One of my favorite psychological experiments is the famous and ethically-questionable Stanford Prison Experiment. If you’re not familiar with the experiment, the brief summary is this:
In 1971, Stanford psychology professor Phillip Zombardo selected 24 college males who were psychologically stable and healthy, and randomly assigned the roles of prisoner or prison guard to each, in a 50/50 split. With a semi-realistic prison environment, and isolation from the rest of the world, the students very quickly embraced their roles, to the point of several guards becoming sadistic and cruel and several prisoners suffering mental breakdowns within days of the start of the experiment. Even Zombardo shifted his view from researcher to “prison warden” until a colleague of his asked the pertinent question for any experiment, “what’s your Control?” At this point, the experiment ended early, although participation affected the students deeply for years to come.
The key takeaway from me for the Experiment has always been the speed at which individuals will fully embrace and conform to the role in which they are placed. When a role is reinforced, even slightly, a feedback loop begins where people act in a manner more and more in line with the expectation for that role, which reinforces the perception, and so on. A telling point in the experiment is that within only three days, the “prisoners” were willing for forfeit payment for “early release”, or were negotiating other terms to avoid further abuse at the hands of the guards, when in fact they were free at any moment, as voluntary participants in a psychological experiment, to walk out of the facility and return home. People, inevitably and quickly, conform to expectations for the role in which they are placed.
I mention this because of two points I would like to make. First, with regards to managing and leading teams, I’m aware that team members will conform to the role expectations in which they’re placed. Thus, whenever someone reports to me, I treat them like they’re one level above whatever their actual job level is. If they’re a Software Development Intern, I treat them like I would treat a full time Jr. Engineer so that they understand what the expectation is of their next role. Mid-Level Managers are treated like Sr. Managers, and are pointed to examples of great Sr. Managers, so that they understand the role to emulate, the expectations, and they begin to grow the actual skills and abilities of the next level. Nothing stunts a career more quickly than to place someone in a box at or below their current level, and keep them in that box forever. If you show someone an opportunity for growth, and give them an example of what that role looks like, they will conform to that role. At AMZN, this led to several of my reports being promoted, including my very first promotion recommendation, which apparently was a rarity for a new manager at AMZN. This was a process that worked.

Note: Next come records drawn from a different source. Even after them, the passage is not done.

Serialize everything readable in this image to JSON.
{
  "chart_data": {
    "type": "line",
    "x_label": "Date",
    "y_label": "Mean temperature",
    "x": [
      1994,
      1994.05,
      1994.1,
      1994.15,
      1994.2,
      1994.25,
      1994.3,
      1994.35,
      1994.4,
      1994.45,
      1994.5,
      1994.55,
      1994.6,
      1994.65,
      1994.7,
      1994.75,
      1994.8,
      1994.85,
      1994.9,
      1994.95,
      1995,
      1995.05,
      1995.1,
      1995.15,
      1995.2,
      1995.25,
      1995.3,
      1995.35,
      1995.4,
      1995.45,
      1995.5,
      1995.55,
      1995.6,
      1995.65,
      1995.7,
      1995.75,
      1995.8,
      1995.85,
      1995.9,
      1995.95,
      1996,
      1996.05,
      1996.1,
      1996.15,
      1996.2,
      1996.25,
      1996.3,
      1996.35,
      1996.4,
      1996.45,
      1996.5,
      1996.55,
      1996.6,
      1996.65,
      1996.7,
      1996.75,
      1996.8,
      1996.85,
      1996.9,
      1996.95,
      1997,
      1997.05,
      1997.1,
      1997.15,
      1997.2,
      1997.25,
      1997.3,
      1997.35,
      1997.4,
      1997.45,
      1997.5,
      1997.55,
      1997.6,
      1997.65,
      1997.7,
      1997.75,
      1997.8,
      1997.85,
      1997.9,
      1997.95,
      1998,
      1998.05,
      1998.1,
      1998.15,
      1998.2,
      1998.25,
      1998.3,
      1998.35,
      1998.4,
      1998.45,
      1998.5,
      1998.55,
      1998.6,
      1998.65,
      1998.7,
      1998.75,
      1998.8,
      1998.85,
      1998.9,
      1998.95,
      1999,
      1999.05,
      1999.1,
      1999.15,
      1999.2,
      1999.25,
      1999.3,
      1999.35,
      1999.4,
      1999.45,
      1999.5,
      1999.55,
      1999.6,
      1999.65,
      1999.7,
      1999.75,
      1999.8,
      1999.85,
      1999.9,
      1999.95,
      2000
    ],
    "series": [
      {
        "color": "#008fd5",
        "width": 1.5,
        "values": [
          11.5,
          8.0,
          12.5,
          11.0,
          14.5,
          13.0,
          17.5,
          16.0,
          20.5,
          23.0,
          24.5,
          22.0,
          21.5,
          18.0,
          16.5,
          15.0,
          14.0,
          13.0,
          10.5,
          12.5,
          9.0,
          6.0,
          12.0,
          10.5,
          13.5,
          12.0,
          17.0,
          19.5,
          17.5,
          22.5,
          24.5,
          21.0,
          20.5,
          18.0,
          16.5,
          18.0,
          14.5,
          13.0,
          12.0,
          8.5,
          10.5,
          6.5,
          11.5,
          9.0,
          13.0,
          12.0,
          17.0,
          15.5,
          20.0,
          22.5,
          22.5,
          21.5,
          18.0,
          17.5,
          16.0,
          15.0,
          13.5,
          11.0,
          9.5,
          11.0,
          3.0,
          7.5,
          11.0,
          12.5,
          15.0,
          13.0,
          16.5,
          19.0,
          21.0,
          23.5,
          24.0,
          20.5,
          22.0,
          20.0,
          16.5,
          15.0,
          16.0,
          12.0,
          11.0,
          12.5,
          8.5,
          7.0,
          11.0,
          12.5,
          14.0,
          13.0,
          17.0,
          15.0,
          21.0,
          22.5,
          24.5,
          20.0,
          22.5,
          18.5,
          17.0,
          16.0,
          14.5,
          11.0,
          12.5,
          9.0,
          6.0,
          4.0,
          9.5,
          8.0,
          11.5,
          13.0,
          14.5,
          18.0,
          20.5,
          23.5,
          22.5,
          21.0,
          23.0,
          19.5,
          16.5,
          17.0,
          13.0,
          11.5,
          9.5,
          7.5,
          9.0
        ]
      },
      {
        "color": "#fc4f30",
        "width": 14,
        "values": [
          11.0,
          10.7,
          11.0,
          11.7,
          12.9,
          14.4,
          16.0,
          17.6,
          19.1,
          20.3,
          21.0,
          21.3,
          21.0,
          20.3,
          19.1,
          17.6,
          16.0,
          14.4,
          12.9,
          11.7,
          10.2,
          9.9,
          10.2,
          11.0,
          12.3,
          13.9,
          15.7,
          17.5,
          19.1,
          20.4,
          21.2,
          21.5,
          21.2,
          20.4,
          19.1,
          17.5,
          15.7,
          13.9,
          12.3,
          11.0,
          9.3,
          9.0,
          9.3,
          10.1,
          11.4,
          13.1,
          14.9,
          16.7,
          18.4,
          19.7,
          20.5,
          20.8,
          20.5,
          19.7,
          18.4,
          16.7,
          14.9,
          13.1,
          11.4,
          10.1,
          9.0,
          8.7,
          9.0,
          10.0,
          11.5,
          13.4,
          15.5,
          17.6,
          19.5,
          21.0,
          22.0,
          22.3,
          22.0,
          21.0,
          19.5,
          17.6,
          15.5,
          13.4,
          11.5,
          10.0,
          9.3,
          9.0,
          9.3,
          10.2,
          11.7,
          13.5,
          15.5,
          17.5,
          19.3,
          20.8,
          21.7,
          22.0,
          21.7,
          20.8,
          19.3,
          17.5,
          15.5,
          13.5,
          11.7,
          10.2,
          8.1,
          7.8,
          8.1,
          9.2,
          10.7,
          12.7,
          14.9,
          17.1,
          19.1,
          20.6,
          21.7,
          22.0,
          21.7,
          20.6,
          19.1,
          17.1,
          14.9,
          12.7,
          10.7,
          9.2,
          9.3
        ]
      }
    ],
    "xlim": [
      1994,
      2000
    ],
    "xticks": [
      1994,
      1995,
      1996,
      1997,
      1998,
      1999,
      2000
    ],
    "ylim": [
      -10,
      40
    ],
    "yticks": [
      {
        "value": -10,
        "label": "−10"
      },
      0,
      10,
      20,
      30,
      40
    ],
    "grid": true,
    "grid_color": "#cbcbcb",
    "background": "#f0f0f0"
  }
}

Second, as we look at a series of troubling National incidents, we see a pattern of role expectations. When citizens are under constant surveillance by their government, they begin to act in an untrustworthy manner, because the role of being watched constantly sends the message that they require surveillance. When racial or ethnic groups are policed more harshly than other groups, or are treated like criminals, they lash out in a manner related to criminals, because they conform to the expectation. Some media will state that this just proves the surveillance or policing was justified, but this is just a post hoc fallacy: the role assignment caused the behavior, not the other way around. If we treat our citizens and all ethnic and social groups like informed and intelligent actors worthy of respect, they will rise to fill that role.
Part of what we’re doing with SyncBuildRun is to build games that features characters who give our players good examples of those roles. Building good role models is important, and building role models for overlooked groups is critically important, because too many people have difficultly emulating success without a solid role model to follow.

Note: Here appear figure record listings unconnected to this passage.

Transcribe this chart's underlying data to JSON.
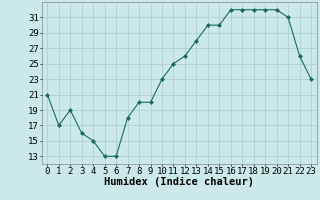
{
  "x": [
    0,
    1,
    2,
    3,
    4,
    5,
    6,
    7,
    8,
    9,
    10,
    11,
    12,
    13,
    14,
    15,
    16,
    17,
    18,
    19,
    20,
    21,
    22,
    23
  ],
  "y": [
    21,
    17,
    19,
    16,
    15,
    13,
    13,
    18,
    20,
    20,
    23,
    25,
    26,
    28,
    30,
    30,
    32,
    32,
    32,
    32,
    32,
    31,
    26,
    23
  ],
  "line_color": "#1a6b5a",
  "marker": "D",
  "marker_size": 2.0,
  "bg_color": "#cce9e9",
  "grid_color": "#aacccc",
  "xlabel": "Humidex (Indice chaleur)",
  "ylim": [
    12,
    33
  ],
  "yticks": [
    13,
    15,
    17,
    19,
    21,
    23,
    25,
    27,
    29,
    31
  ],
  "xlim": [
    -0.5,
    23.5
  ],
  "xticks": [
    0,
    1,
    2,
    3,
    4,
    5,
    6,
    7,
    8,
    9,
    10,
    11,
    12,
    13,
    14,
    15,
    16,
    17,
    18,
    19,
    20,
    21,
    22,
    23
  ],
  "tick_fontsize": 6.5,
  "label_fontsize": 7.5
}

Unfortunately, modern media, especially reality television, is saturated with terrible role models. 40-something housewives should not aspire to be petty, bickering older versions of teenagers. Business people should not emulate the cold, harsh, cruel capitalists we see on TV. Student athletes should not become spousal abusers, or perpetrators of animal or domestic violence.
Certainly, our heroine of V.Next, Vivienne Denue, is an outsider, but her values and accomplishments over Season 1 set her as a role model for a purpose-driven technology enthusiast. We’re demonstrating a character with high moral standards, an ability to overcome challenges, and drive to understand and utilize technology to achieve her goals. For the additional IPs we have in development, we have similar goals for and qualities of our central characters. When players inhabit these roles, they begin to conform to the expectations, so of course we want to present roles that elevate and encourage our players.
Our goal is not to create more prisoners or guards. Our goal is to build more leaders. That’s our experiment, and I believe it’s a highly ethical one.